Buah pemikiran cendikiawan yang dituangkan dalam bentuk tulisan tersebut telah merubah peradaban dunia hingga seperti sekarang. Berkat buku yang di dalamnya terdapat banyak ilmu pengetahuan telah menjadikan dunia lebih berwarna. Alam tidak lagi gelap karena Thomas Alfa Edison yang telah menemukan listrik. Manusia bisa bepergian cepat sampai tujuan dengan sarana kereta api berkat mesin uap yang ditemukan James Watt. Karya-karya mereka lah yang membuat mereka dikenal. Karya yang tidak lapuk oleh waktu, karena ditulis dalam sebuah media bernama buku atau kitab, sehingga bisa dinikmati oleh generasi yang jauh di bawahnya.
Dalam konteks Indonesia, Tradisi kepenulisan juga amat kuat. Banyak cendekiawan Islam di negeri ini yang menulis buku, kitab, atau pun karya tulis yang lain. Mayoritas dari mereka dididik dan dibesarkan oleh lingkungan pesantren.
Sebagaimana kita ketahui, pesantren memiliki tradisi unik dan unggul yang jarang didapat pada lembaga lain. Dan salah satu keunikan tersebut adalah tradisinya dalam mengembangkan warisan keilmuan ulama salaf (salafus shalih). Pola gerakan yang dilakukan ulama salaf untuk memperoleh dan mentransformasikan keilmuannya tidak hanya membaca dan mengkaji, tetapi berkontemplasi dan kemudian menerjemahkan pemikirannya dalam bentuk tulisan.

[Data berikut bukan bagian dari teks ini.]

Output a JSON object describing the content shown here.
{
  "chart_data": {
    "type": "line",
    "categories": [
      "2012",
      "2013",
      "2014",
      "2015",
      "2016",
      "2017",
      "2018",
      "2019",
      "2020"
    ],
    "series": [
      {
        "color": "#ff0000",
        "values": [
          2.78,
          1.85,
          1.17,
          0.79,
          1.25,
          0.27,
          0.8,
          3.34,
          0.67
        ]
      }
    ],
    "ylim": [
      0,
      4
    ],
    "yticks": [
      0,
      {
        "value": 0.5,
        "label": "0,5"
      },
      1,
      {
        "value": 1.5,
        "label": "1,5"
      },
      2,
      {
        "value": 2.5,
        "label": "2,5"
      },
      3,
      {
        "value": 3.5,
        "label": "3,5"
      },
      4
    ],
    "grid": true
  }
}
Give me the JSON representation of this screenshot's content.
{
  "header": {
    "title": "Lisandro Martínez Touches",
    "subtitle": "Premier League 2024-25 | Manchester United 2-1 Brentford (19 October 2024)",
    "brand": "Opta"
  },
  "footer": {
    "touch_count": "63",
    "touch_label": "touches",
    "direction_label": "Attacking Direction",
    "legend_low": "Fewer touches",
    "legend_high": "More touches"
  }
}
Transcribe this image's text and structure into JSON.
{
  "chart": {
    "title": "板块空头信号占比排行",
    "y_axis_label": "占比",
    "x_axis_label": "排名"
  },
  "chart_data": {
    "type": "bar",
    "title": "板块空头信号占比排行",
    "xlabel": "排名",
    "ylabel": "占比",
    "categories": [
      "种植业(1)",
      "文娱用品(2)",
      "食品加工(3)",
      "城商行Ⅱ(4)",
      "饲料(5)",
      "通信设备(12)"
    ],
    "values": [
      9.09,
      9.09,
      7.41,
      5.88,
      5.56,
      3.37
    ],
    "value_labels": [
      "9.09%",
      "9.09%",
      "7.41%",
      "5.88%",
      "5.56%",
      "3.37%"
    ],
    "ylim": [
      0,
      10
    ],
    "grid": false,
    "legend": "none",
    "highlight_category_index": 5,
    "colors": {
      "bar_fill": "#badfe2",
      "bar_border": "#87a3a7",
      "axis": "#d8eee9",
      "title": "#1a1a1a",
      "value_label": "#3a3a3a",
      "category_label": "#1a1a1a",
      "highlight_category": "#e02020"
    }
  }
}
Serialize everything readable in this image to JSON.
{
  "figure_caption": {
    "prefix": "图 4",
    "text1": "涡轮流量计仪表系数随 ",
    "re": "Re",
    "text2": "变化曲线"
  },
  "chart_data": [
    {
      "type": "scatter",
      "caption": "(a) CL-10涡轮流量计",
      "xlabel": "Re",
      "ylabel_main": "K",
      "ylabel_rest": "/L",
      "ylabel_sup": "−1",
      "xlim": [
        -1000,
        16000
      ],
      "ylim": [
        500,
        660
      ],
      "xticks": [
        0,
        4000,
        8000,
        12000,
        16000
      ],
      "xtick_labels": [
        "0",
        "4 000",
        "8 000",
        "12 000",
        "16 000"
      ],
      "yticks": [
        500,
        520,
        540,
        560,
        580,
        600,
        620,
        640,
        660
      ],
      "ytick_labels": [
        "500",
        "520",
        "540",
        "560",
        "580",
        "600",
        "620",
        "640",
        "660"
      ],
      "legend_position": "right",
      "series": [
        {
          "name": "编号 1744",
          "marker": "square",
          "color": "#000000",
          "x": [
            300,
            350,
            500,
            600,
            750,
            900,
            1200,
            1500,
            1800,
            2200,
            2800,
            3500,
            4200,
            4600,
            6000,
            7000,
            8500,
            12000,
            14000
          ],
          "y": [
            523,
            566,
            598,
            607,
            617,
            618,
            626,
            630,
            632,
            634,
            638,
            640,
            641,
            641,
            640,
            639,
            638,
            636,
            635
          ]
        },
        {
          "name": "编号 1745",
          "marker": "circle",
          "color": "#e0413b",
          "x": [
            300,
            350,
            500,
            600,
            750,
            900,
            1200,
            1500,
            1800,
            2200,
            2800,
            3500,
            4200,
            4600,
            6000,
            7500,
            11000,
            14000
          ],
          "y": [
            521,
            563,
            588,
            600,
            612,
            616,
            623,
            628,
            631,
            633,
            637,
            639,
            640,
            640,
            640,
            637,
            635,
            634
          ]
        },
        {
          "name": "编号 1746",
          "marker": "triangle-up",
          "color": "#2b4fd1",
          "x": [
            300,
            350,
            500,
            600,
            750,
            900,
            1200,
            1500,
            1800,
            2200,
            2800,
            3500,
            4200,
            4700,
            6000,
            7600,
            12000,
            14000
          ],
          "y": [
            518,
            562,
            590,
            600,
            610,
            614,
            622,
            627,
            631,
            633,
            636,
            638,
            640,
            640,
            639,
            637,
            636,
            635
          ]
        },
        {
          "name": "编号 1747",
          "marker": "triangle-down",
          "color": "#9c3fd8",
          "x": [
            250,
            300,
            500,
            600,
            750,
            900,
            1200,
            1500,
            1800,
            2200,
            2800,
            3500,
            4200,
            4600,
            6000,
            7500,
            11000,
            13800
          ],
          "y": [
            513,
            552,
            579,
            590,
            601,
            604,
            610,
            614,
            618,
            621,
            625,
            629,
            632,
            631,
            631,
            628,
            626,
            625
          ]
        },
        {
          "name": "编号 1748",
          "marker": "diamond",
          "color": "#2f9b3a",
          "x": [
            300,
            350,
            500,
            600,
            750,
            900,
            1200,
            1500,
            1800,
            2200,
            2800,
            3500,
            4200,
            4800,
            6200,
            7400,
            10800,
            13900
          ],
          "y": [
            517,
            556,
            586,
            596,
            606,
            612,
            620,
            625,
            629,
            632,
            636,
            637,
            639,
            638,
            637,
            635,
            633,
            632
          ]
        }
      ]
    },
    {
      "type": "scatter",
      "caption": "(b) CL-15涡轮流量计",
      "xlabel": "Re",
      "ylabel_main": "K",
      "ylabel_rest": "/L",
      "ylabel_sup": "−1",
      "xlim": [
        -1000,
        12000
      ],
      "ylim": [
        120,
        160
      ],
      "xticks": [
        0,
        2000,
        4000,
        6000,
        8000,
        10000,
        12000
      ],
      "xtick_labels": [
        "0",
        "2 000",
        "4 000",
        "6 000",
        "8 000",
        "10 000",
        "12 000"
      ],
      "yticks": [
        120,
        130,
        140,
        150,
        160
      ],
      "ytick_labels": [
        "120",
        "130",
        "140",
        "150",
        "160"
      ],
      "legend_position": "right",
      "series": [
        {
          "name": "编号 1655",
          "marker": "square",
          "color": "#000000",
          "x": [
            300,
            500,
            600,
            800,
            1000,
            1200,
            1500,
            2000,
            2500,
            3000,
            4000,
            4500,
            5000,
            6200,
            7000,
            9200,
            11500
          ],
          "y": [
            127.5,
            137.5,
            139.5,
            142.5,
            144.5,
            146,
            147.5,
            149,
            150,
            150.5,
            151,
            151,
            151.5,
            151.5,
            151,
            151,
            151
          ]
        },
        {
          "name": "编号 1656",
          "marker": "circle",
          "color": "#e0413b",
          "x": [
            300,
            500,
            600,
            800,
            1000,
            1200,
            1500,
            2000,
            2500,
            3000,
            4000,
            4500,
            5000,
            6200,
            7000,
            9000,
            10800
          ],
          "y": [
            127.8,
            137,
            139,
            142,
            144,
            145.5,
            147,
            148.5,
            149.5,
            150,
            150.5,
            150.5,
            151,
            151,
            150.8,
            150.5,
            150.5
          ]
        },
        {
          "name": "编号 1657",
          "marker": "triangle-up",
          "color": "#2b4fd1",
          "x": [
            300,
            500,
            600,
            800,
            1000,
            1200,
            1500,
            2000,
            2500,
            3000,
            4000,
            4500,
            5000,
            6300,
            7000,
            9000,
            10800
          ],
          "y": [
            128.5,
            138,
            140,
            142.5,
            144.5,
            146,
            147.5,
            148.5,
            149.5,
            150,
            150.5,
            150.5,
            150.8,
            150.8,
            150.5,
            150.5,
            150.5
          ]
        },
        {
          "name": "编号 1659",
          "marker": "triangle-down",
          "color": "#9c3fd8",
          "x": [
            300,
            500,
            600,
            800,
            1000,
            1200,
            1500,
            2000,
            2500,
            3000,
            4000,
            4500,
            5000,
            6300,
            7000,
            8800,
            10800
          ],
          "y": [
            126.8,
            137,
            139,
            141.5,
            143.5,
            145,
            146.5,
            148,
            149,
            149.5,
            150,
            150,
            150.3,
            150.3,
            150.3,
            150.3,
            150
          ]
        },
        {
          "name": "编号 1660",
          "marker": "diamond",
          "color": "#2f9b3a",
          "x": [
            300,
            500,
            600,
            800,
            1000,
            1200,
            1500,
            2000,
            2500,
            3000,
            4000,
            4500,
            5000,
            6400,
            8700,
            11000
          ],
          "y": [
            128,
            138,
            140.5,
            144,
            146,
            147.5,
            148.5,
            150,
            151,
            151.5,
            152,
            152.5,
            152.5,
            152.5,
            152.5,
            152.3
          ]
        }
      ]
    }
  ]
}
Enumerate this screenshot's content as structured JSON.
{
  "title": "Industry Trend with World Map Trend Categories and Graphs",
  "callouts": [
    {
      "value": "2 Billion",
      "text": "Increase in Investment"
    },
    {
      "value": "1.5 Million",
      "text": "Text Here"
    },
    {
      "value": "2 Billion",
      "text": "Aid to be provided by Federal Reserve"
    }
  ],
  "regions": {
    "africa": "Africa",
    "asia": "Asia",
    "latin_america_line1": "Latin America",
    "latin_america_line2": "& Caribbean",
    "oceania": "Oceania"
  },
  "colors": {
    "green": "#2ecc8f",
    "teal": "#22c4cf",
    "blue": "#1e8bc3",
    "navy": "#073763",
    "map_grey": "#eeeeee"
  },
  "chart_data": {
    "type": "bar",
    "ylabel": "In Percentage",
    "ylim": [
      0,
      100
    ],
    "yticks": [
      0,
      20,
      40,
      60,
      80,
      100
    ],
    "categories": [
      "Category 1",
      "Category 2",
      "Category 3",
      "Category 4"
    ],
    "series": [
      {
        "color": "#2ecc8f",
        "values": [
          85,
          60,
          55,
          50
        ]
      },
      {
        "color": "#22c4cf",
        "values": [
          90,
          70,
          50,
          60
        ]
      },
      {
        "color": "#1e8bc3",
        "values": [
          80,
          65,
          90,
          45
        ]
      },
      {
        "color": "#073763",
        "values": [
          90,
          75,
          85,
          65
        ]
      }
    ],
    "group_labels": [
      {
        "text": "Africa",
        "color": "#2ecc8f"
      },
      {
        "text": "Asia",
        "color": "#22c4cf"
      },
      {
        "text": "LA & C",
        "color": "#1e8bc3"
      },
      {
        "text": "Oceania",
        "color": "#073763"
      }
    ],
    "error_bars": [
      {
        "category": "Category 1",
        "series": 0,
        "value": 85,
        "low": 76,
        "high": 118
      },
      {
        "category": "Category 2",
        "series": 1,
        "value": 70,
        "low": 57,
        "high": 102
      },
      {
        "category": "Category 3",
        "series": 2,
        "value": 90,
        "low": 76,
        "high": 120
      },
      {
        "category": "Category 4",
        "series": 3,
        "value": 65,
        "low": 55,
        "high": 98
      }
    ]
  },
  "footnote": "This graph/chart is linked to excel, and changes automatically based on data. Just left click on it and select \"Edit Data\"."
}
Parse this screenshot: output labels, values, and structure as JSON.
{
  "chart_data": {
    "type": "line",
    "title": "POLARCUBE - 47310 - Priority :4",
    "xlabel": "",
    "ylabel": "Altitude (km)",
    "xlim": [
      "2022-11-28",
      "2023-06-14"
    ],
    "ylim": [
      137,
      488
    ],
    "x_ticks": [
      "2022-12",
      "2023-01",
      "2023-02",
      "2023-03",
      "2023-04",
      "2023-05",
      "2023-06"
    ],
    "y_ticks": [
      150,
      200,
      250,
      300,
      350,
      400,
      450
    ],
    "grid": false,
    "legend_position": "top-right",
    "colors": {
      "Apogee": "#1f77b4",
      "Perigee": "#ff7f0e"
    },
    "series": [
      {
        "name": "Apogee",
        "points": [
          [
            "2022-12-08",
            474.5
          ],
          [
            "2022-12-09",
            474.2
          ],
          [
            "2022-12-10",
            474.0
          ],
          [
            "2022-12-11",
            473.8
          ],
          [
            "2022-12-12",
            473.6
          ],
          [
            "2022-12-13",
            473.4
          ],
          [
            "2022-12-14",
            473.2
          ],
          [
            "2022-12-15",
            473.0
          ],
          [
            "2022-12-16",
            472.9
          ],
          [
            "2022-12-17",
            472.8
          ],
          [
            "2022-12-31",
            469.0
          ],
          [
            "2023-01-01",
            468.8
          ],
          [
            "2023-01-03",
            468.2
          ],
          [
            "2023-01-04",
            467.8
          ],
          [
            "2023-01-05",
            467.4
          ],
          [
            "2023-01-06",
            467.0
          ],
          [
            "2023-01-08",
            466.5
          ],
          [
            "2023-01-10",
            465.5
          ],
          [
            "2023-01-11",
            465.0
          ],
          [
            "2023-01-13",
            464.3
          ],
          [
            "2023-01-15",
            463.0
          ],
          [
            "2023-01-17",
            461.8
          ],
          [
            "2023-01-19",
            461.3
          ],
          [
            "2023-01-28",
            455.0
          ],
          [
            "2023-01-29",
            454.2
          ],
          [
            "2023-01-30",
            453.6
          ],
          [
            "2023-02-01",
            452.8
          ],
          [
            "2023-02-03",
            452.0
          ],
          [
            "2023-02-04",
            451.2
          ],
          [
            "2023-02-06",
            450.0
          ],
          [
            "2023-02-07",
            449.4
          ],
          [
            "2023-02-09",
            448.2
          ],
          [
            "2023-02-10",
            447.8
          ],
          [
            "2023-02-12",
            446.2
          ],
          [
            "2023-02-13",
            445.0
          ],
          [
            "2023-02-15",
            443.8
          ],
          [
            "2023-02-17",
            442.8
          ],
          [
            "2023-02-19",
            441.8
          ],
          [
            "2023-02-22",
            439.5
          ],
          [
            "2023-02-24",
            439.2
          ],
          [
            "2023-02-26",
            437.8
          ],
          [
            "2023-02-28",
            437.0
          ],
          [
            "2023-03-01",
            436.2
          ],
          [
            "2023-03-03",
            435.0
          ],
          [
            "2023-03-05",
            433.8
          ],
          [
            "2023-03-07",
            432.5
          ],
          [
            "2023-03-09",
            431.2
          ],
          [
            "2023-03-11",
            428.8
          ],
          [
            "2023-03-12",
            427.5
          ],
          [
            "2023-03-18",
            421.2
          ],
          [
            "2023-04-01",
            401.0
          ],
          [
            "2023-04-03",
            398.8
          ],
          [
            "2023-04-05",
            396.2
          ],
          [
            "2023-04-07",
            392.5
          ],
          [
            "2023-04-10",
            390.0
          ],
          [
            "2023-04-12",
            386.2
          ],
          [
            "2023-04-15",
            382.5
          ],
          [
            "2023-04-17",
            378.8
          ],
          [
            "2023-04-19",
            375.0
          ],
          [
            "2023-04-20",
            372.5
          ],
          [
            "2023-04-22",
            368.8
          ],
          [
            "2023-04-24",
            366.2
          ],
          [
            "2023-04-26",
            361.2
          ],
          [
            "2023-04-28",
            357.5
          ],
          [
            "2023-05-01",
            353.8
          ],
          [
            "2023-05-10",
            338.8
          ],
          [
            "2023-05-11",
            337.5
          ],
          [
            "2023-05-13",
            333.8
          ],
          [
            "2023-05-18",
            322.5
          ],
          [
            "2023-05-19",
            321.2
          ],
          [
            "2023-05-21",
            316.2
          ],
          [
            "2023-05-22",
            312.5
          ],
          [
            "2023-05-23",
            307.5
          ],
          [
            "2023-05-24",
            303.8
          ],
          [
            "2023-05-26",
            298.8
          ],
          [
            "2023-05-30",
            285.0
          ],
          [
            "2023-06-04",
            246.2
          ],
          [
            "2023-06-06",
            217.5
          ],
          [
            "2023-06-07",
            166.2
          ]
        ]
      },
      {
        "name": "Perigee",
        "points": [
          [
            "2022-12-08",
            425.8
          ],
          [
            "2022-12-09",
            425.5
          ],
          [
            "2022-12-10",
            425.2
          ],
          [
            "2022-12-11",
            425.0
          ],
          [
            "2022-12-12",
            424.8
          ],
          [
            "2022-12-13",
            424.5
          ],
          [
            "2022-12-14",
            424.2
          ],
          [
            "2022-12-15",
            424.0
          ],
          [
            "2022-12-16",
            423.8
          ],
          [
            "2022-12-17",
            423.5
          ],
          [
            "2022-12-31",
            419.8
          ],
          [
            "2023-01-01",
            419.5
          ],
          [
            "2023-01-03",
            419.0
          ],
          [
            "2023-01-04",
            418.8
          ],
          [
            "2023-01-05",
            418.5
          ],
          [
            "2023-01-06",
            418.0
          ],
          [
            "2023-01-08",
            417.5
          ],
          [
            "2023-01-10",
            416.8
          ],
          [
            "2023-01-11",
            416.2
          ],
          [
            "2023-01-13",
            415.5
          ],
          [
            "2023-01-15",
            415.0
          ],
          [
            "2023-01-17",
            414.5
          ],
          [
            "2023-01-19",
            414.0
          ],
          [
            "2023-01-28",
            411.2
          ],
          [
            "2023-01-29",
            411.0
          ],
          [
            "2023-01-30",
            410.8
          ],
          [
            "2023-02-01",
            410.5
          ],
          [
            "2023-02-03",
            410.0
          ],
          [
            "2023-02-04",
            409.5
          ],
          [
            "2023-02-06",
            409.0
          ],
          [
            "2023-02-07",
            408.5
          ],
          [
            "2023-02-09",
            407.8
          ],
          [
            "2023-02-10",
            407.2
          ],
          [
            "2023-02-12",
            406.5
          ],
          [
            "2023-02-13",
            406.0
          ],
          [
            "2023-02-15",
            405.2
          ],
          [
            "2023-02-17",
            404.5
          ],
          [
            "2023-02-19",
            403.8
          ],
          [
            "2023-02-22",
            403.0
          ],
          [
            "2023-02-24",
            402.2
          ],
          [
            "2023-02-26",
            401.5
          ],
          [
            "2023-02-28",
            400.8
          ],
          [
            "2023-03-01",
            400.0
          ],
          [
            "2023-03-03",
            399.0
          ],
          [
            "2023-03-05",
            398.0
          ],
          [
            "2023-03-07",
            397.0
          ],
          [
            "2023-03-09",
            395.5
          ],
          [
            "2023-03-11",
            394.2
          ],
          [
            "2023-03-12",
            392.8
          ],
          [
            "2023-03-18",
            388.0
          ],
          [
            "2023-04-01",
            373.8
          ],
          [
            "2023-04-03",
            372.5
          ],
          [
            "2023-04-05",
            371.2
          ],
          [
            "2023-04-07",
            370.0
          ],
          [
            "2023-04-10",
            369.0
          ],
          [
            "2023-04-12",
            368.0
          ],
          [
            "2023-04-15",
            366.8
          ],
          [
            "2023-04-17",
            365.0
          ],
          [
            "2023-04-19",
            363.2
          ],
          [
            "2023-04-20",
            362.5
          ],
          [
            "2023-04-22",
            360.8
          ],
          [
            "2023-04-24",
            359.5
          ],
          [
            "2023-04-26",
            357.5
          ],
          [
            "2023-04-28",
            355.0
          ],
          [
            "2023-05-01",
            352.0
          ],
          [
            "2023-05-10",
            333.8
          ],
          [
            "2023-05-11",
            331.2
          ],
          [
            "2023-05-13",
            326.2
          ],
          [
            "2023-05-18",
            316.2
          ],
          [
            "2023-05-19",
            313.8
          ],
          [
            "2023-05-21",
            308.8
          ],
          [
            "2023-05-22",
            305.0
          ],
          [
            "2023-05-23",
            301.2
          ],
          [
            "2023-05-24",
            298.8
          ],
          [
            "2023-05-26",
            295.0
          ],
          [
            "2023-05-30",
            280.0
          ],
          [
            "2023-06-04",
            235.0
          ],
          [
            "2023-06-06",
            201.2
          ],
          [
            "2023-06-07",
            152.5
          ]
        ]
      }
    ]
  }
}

Mereka (ulama salaf) mampu melahirkan dan mewariskan karya-karya tulis yang ternyata masih dipelajari oleh berbagai pondok pesantren atau sekolah sampai sekarang. Tidak sedikit pula dari karya ulama atau kiai Indonesia yang dikenal luas di berbagai belahan bumi. Syekh Nawawi Al-Bantani, Syekh Mahfudz Al-Tirmasi, atau Syekh Yasin Al-Fadani Al-Makky adalah di antara para punggawa pesantren di Indonesia yang karyanya telah melabuhi pemikiran intelektual Islam di berbagai Negara.
Selain mereka, “santri Indonesia” yang lain juga banyak menelorkan karya-karya yang bagus dan monumental. Beberapa nama yang dapat disebut di antaranya adalah KH. Ma’shum Ali dengan al-Amtsilatut Tashrifiyah, KH. Hasyim Asy’ari dengan Adab al-Alim wa al-Muta’allim, KH Bisri Mustofa dengan Tafsir al-Ibriz dan KH. Sahal Mahfudz dengan Thariqah al-Ushul ala al-Ghayah al-Ushul. Rata-rata tulisan mereka tetap di baca saat ini bahkan menjadi referensi utama dalam setiap kajian maupun pengajian dilingkungan pesantren.
Dus, santri sebagai salah satu elemen pesantren tidak hanya ta’dzim terhadap pemikiran gurunya, tetapi juga patuh dan meniru dalam usaha mendapatkan pemikiran kreatif. Kreatifitas menulis yang dikembangkan kaum santri akan menjadi media dakwah sejati bagi umat Islam dan untuk generasi mendatang nanti. Pesantren tidak akan disebut lembaga eksklusif bila mampu melahirkan pemikiran kreatif serta ide-ide cerdas demi pengembangan dan dakwah Islam sesuai dengan visi dan misi pesantren.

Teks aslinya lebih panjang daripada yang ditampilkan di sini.